I use the word “entrusted” because that’s what it feels like: a solemn trust. The many fine musicians of this region—and as often as not their children or grandchildren—have trusted me to tell their stories with accuracy and dignity. That is a sobering proposition, and I have ever approached the role with reverence and the most profound appreciation for the confidence these families have placed in me. It is a deeply personal experience to have a grown man approach with a lump in his throat after the ceremony to say how much he and his family appreciate the remembrance of their relative’s musical contributions. Sometimes people confess that they thought others had either forgotten their loved one’s music or else regarded it as a frivolous pursuit. For the record, let me assure you, there is nothing frivolous about uniting people in the joy of music making.
Seeing a mention of Hall of Fame membership in an obituary, as we did this last week with the passing of the extraordinary Peck Boggs, is among the more poignant reminders of how important it is to do these things while people are around to know how much they are appreciated. It was my great privilege to read Peck’s biography and induct him into the Hall of Fame in 2017. I was struck by his family’s gratitude on that occasion and moved by their inclusion of his membership in the long list of musical accomplishment highlighted in his obituary. If ever there was a doubt about the meaningfulness of music in our lives, a family’s desire to have such details published in remarks that will forever frame their loved one’s legacy should be the final word on that subject.
All this is to say the music people make and share with appreciative audiences is a serious business. If you’ve ever caught yourself involuntarily tapping your toe, or been transported by the beauty of a vocal or instrumental performance, you will know exactly what I mean. Music touches something deep within us and draws us together in our common humanity, and this is what the McNairy County Music Hall of Fame is all about. The people who spend countless hours honing their skills and collaborating with fellow musicians to bring the light of music alive in our community deserve our gratitude and sometimes a smattering of applause just won’t cut it.

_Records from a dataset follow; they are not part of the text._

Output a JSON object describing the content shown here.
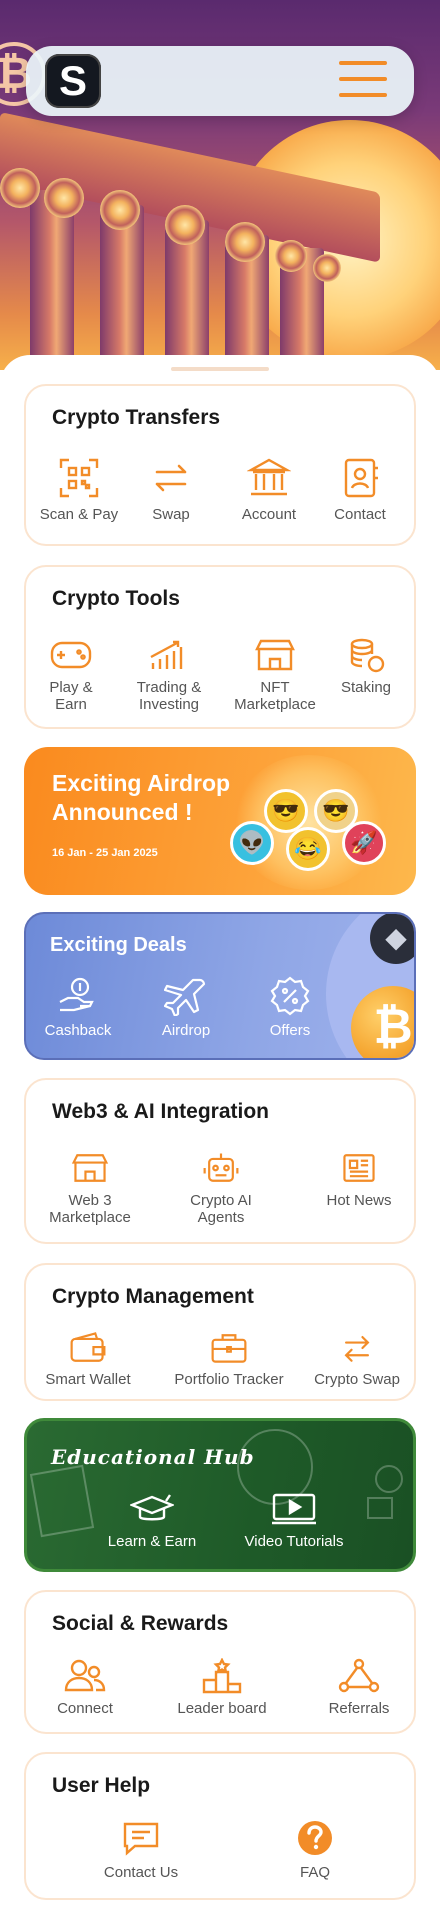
{
  "header": {
    "logo_letter": "S"
  },
  "crypto_transfers": {
    "title": "Crypto Transfers",
    "items": [
      "Scan & Pay",
      "Swap",
      "Account",
      "Contact"
    ]
  },
  "crypto_tools": {
    "title": "Crypto Tools",
    "items": [
      "Play &\nEarn",
      "Trading &\nInvesting",
      "NFT\nMarketplace",
      "Staking"
    ]
  },
  "airdrop": {
    "title": "Exciting Airdrop Announced !",
    "date": "16 Jan - 25 Jan 2025"
  },
  "deals": {
    "title": "Exciting Deals",
    "items": [
      "Cashback",
      "Airdrop",
      "Offers"
    ]
  },
  "web3": {
    "title": "Web3 & AI Integration",
    "items": [
      "Web 3\nMarketplace",
      "Crypto AI\nAgents",
      "Hot News"
    ]
  },
  "management": {
    "title": "Crypto Management",
    "items": [
      "Smart Wallet",
      "Portfolio Tracker",
      "Crypto Swap"
    ]
  },
  "edu": {
    "title": "Educational Hub",
    "items": [
      "Learn & Earn",
      "Video Tutorials"
    ]
  },
  "social": {
    "title": "Social & Rewards",
    "items": [
      "Connect",
      "Leader board",
      "Referrals"
    ]
  },
  "help": {
    "title": "User Help",
    "items": [
      "Contact Us",
      "FAQ"
    ]
  },
  "colors": {
    "accent": "#f28c28",
    "card_border": "#fbe4cf",
    "deals_bg": "#7a93de",
    "edu_bg": "#22602c"
  }
}
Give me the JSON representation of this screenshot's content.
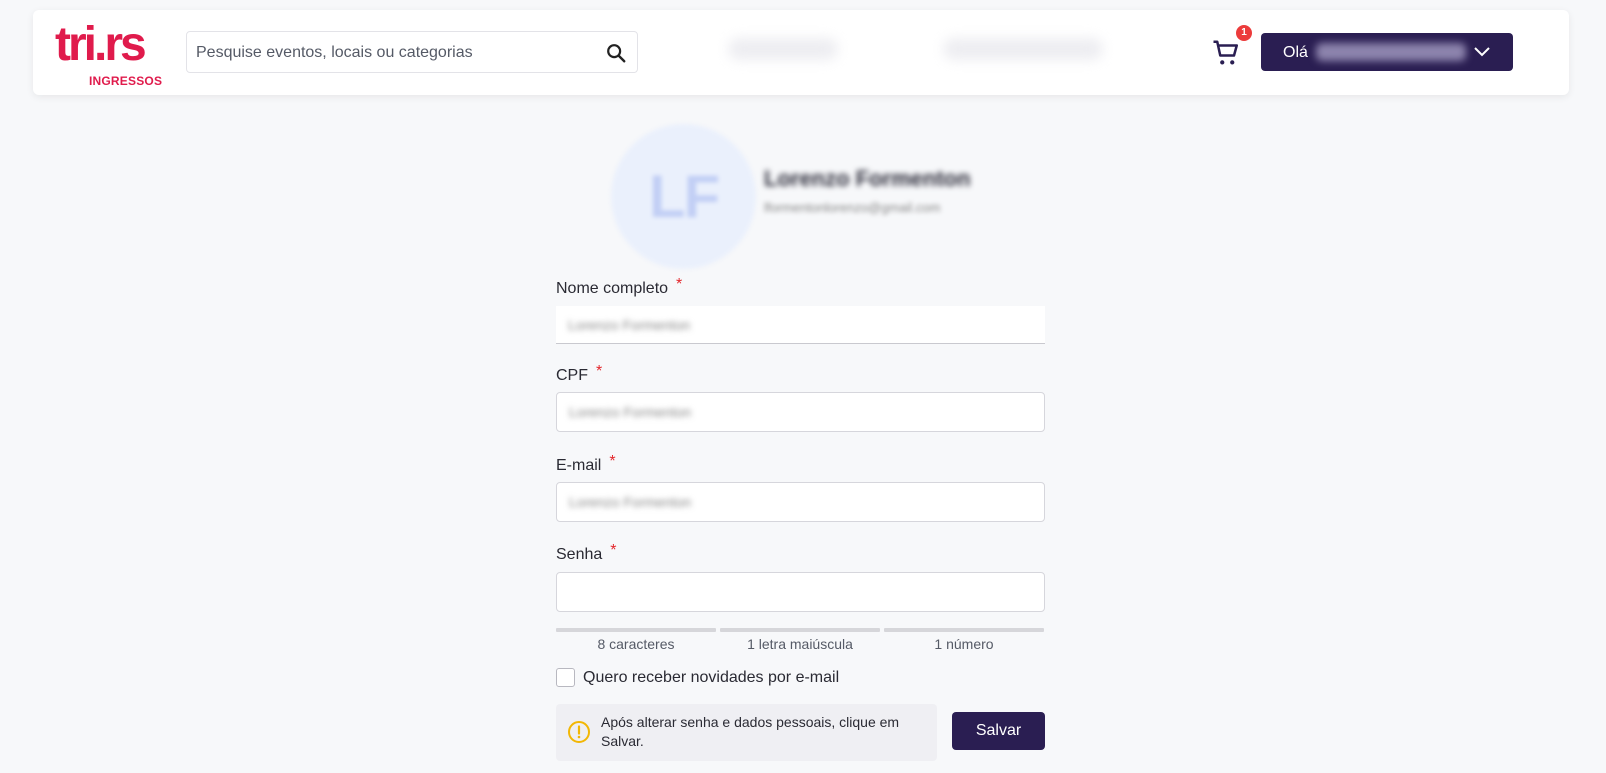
{
  "header": {
    "logo_main": "tri.rs",
    "logo_sub": "INGRESSOS",
    "search_placeholder": "Pesquise eventos, locais ou categorias",
    "cart_count": "1",
    "greeting": "Olá"
  },
  "profile": {
    "initials": "LF",
    "name": "Lorenzo Formenton",
    "email": "lformentonlorenzo@gmail.com"
  },
  "form": {
    "name_label": "Nome completo",
    "name_value": "Lorenzo Formenton",
    "cpf_label": "CPF",
    "cpf_value": "Lorenzo Formenton",
    "email_label": "E-mail",
    "email_value": "Lorenzo Formenton",
    "password_label": "Senha",
    "required_mark": "*",
    "strength": [
      "8 caracteres",
      "1 letra maiúscula",
      "1 número"
    ],
    "newsletter_label": "Quero receber novidades por e-mail",
    "notice_text": "Após alterar senha e dados pessoais, clique em Salvar.",
    "save_label": "Salvar"
  },
  "colors": {
    "brand_red": "#e01b4c",
    "primary_dark": "#2a1e52",
    "required_red": "#e3262b",
    "warning_yellow": "#f2b705"
  },
  "icons": [
    "search-icon",
    "cart-icon",
    "chevron-down-icon",
    "warning-icon"
  ]
}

It’s a small thing to acknowledge our appreciation with an award and a brief induction speech, but I am constantly reminded how meaningful it is to the individuals we honor. That’s more than enough to keep me motivated.

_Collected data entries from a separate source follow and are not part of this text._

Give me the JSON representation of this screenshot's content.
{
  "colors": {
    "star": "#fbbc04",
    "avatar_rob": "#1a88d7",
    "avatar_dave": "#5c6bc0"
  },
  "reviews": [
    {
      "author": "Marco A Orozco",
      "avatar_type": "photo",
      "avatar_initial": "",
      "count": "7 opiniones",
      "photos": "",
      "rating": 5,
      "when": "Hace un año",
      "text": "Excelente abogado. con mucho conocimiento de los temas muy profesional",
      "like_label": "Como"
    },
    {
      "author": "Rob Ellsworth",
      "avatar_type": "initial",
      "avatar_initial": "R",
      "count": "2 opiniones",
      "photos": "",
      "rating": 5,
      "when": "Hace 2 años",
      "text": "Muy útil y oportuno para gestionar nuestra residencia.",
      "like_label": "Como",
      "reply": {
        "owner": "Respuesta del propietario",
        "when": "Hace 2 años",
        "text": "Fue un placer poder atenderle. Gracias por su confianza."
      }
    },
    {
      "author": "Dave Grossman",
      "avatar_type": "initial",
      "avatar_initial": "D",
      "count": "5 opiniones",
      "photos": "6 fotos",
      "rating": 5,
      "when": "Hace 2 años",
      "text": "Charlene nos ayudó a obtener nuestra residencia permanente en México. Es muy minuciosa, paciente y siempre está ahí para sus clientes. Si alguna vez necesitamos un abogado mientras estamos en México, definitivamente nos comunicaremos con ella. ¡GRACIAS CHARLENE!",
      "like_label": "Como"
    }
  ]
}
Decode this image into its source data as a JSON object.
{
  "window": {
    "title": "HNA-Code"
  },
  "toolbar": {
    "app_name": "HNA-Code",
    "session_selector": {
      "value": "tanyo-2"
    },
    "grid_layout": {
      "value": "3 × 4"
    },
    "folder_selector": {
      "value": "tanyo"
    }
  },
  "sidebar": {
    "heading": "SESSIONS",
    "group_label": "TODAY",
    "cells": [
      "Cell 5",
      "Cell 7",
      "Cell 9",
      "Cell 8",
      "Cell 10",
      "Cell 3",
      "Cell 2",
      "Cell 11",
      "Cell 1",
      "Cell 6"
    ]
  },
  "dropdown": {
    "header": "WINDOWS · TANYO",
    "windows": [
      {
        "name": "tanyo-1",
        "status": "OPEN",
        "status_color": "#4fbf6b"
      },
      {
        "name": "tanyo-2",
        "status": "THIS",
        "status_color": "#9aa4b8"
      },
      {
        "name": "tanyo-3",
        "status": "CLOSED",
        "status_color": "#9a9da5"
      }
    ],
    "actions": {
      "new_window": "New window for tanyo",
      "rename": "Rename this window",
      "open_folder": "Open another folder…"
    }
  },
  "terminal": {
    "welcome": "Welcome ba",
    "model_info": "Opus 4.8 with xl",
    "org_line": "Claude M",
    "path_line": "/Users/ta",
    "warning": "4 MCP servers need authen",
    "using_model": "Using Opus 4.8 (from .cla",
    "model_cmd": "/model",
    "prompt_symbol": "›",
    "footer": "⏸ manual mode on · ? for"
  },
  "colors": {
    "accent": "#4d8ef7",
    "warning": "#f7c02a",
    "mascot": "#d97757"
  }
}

If you’ve never done so, I encourage you to logon to the Hall of Fame/Trail of Legends website and peruse the past induction speeches. If you are up for more active pursuits, get out this summer and walk the Trail of Music Legends in downtown Selmer. It’s a mile loop between the Latta trailhead and Dixie Park. If you hold off until Friday, you will be able to see the latest Tennessee Music Pathways installation at Rockabilly Park. It offers a broad overview of the area’s music history while the Trail of Music Legends markers fill in the details for more curious walkers. I’ll wager that you’ll learn a thing or two, and you might even be amazed by the depths and diversity of our music heritage. More importantly, you will help us fulfill the primary mission of the McNairy County Music Hall of Fame: giving honor where honor is due.